Was Kim right to be upset about Kris’ immature and inconsiderate trip abroad, ABSOLUTELY! Was this a reason for divorce, ABSOLUTELY NOT (in my opinion)!
I know that many may disagree with me, but one thing that I have gained in these first few years of marriage (aside from those stubborn newlywed pounds) is an increased tolerance and patience in dealing with my spouse. Admittedly, we have both been guilty of thoughtless behavior as we adjust to our new status as "Mr. and Mrs.". For some, it just takes a little longer to acquiesce, and I think Kris may be one of those people. Kris’ actions reflect his age, character, and maybe some general naiveté about marriage. All of these things are understandable and a part of that sometimes painful adjustment period that all newlyweds go through.
This is why I'm a staunch advocate of a lengthy courting period (at least 1 year). There are always exceptions to the rule, but I believe it takes some time to learn a person's true character and to see how they react in different situations before you can make a decision about spending the rest of your life with this person.
Our premarital counselor always made a point of stressing the seriousness and permanence of marriage to us. In so many words he was trying to tell us that if we had any doubts about what we were about to embark upon, to work through them or decide to get out now! My husband and I both had an understanding of the seriousness of our union to ourselves, our family, our friends, and our future progeny. We also felt that we knew each other well enough to feel completely confident in the decision we were making.

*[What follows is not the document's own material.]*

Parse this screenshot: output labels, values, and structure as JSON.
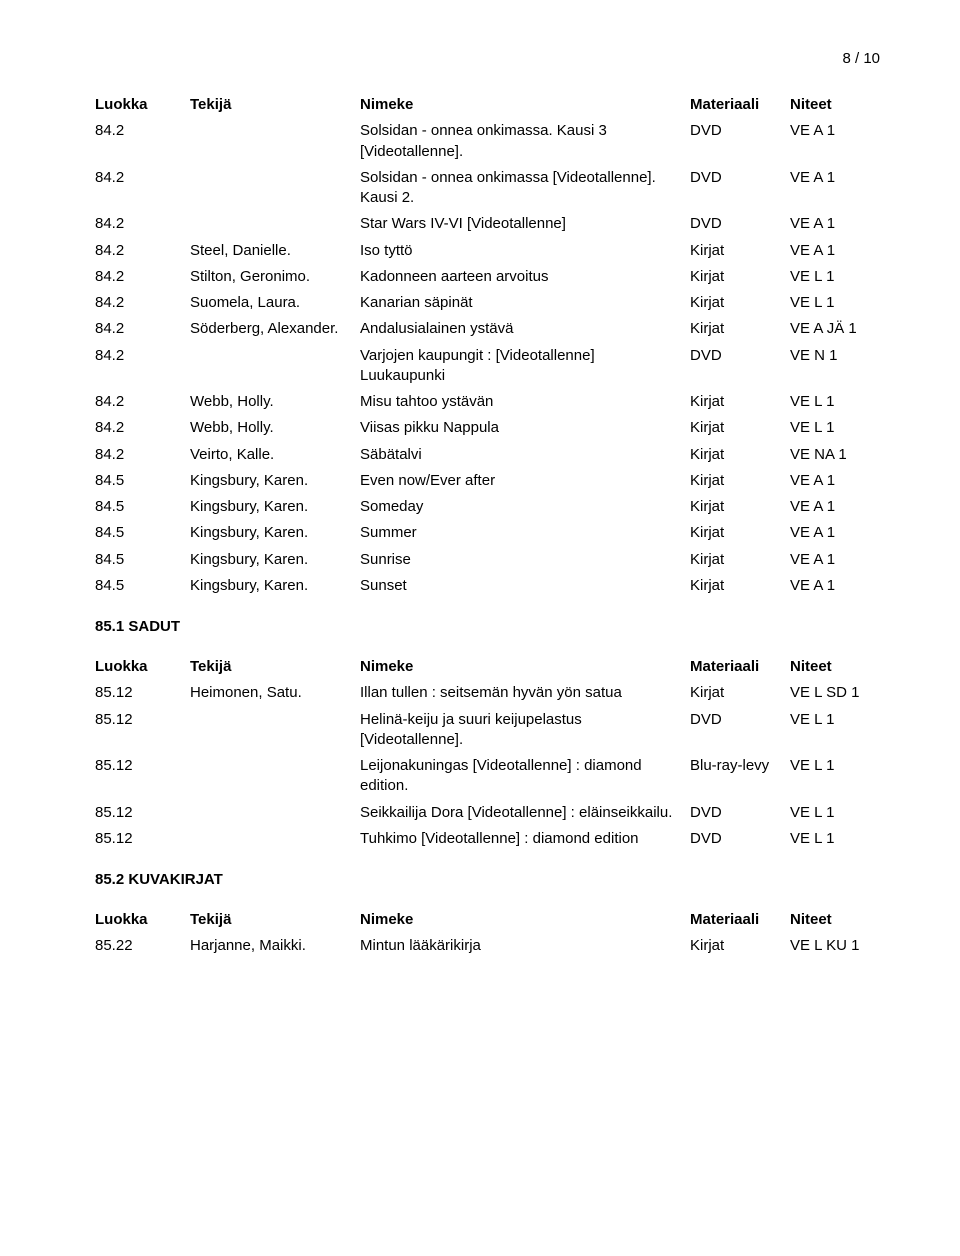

An understanding of the severity of marriage makes one think more than twice before proceeding with any type of divorce action. Now don’t get me wrong, I believe that if either spouse becomes emotionally or physically abusive, or does something to undermine each other's happiness and well being then divorce is certainly justifiable and appropriate. If he becomes the NeNe to my Kim, the Tea Party to my Obama, you best believe I’ll be headed to the attorney’s office with a quickness.
Not to sound like a broken record but I truly believe that marriages require work and effort. You get out what you put in. Couples should approach marriage in the same way the Toyota approaches automobile manufacturing: continuous quality improvement. Keep working on your issues together until you can come up with solutions that work for the two of you. Check in with each other to ensure that you are both getting what you need out of the relationship and are happy in the marriage. I know some couples who actually schedule "state of the union" meetings with each other periodically. Do what works for you!